Dla mnie „Zauroczenie” To mistrzowska książka kiedy zaczynałam czytać nie mogłam się oderwać, wszędzie zabierałam ją ze sobą nie chciałam jej zostawiać bo kiedy jej nie czytałam to nie ważne co bym robiła by mi się nudziło, Obecnie czytam Pustkowie a potem  poszukam gdzieś w necie kolejnych części sagi o ludziach lodu bo nie chce przerywać obecnej książki , Pozdro dla wszystkich BYE 😉 :*  <333

KoZa
Reply to  Roksana Piotrowska
13 lat temu

Grunt, to znajdować przyjemność w czytaniu. :]
Witam na moim blogu, zdaje się, że to Twój pierwszy komentarz u mnie. :]

Cardio
Cardio
12 lat temu

Hm… Cóż można napisać w kwestii Sagi o Ludziach Lodu – kultowego czytadła pochłanianego pod kocem z latarką w wieku lat właśnie około 12 (choć ja pochłonęłam całe 47 tomów kilka razy, mając nieco więcej na liczniku)? Chyba nic, co miałoby kogokolwiek przekonać, że jest to książka wysokich lotów. Nie dlatego się ją czyta. To fenomenalny sposób na to, aby się oderwać, kompletnie wyłączyć. Każdy tom ma około 276 stron, które czyta się w ciągu wieczoru, z nastawieniem na nieskomplikowaną rozrywkę o zabarwieniu nieskomplikowanego romansidła. Nie wiem, czy podjęłabym się recenzji tej niesamowitej, choć niekiedy wyjątkowo płytko opisanej historii. Jest to opowieść pełna prostych, jednowarstwowych opisów relacji międzyludzkich – jak jest miłość to jest po grób, jak jest nikczemność – również. Oczywiście są tam elementy, które bywają tak bzdurne, że aż śmieszne (choćby 29. tom – spotkanie z Lucyferem).
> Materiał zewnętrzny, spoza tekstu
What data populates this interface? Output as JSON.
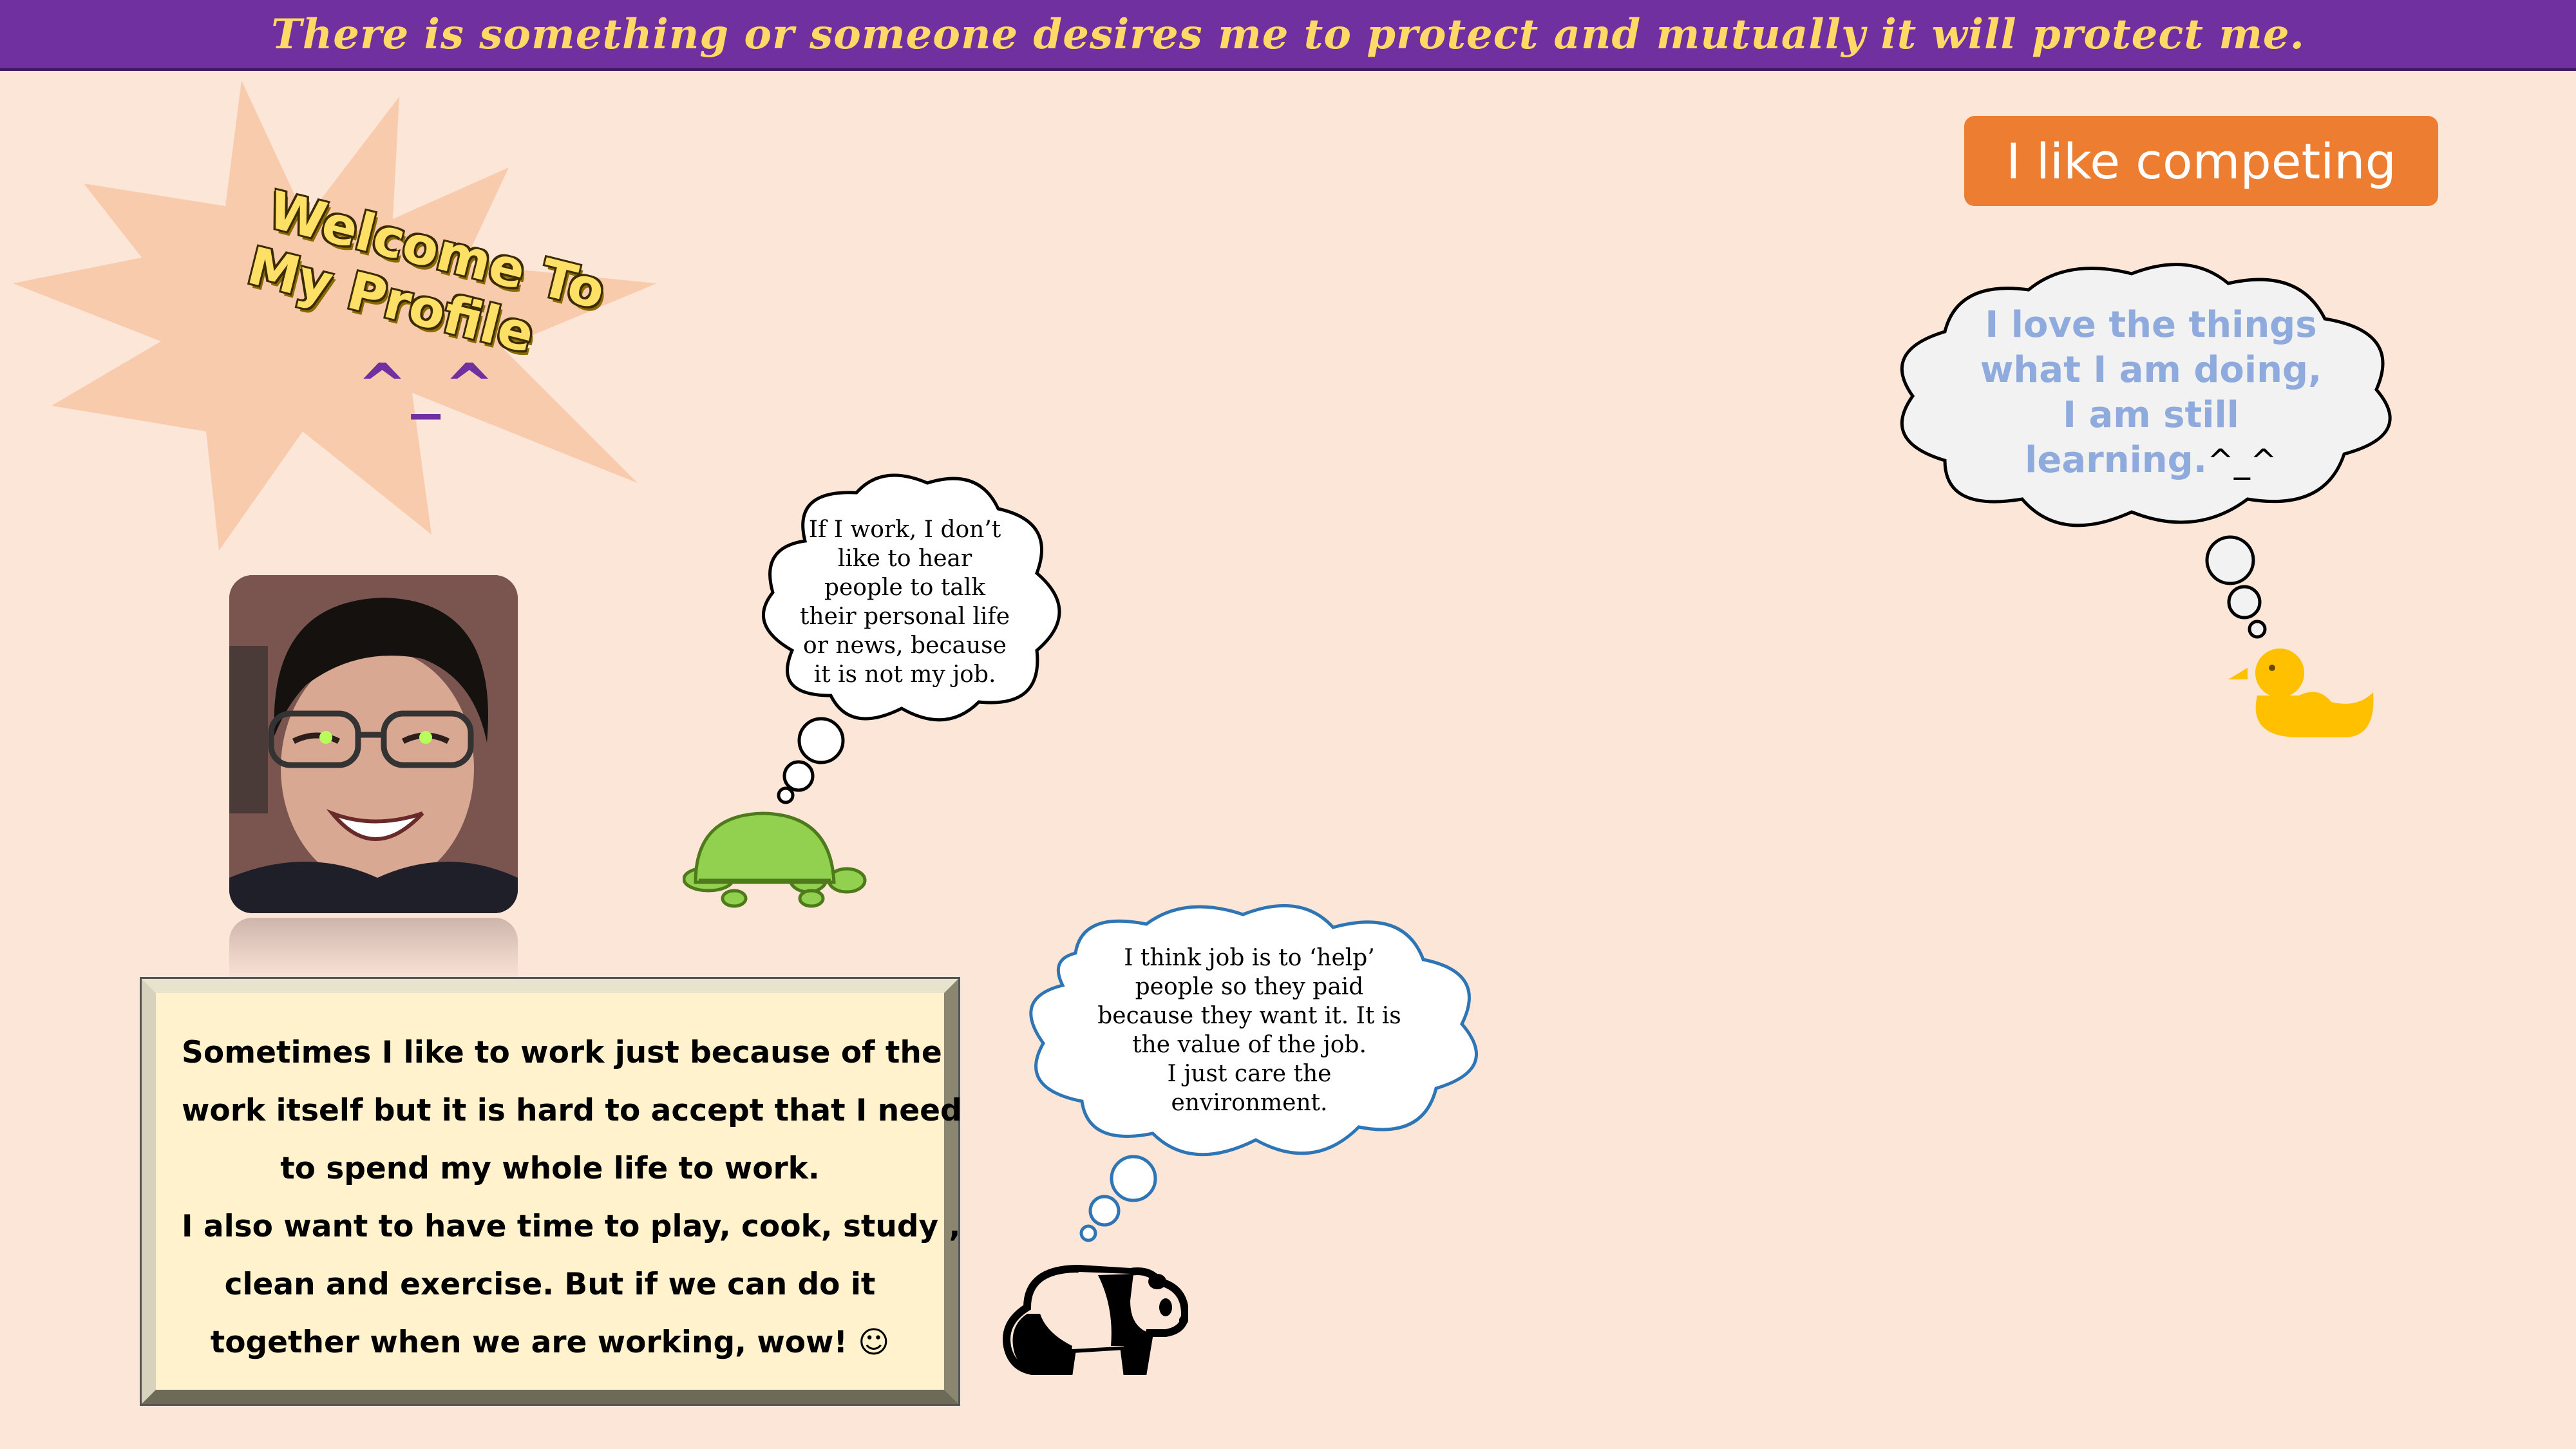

Nie można jednak Sadze o Ludziach Lodu odmówić dobrego splecenia ze sobą wielu wątków – historycznego tła politycznego i baśniowego, typowo obyczajowego i magicznego. I czegoś – czegoś co mnie urzekło i urzeka za każdym razem, gdy sięgam po kolejne tomy, ot tak – dla rozrywki. To seria, która nosi w sobie wszelkie znamiona bycia „guilty pleasure”. Każdy ma właśnie taką słabostkę – i to jest właśnie w takich przypadkach urocze 😉
Pozdrawiam serdecznie.

KoZa
Reply to  Cardio
12 lat temu

Przede wszystkim, witam na blogu – to chyba Twój pierwszy komentarz u mnie. :]
Powiem tak – z „guilty pleasure” się nie dyskutuje. Pisze to człowiek, który 3-4 razy widział całego Dragon Balla Z. Rozumiem, że są takie serie w życiu człowieka, które po prostu „wchodzą”, cieszą i bawią. I nic się na to nie poradzi.

Cardio
Cardio
Reply to  KoZa
12 lat temu

A, witam, witam. Temat „guilty pleasure” jest w ogóle zabawny zwłaszcza, że często wkręcają się człowiekowi niewiarygodne bzdury i nie chcą go opuścić. Ja sama mam całą listę kretyńskich pozycji, którymi jestem bezgranicznie urzeczona, jednocześnie będąc w pełni świadomą, że nie jest to książka/film/utwór muzyczny szczególnie wysokich lotów. Paradoks? Może, ale za to jaki przyjemny!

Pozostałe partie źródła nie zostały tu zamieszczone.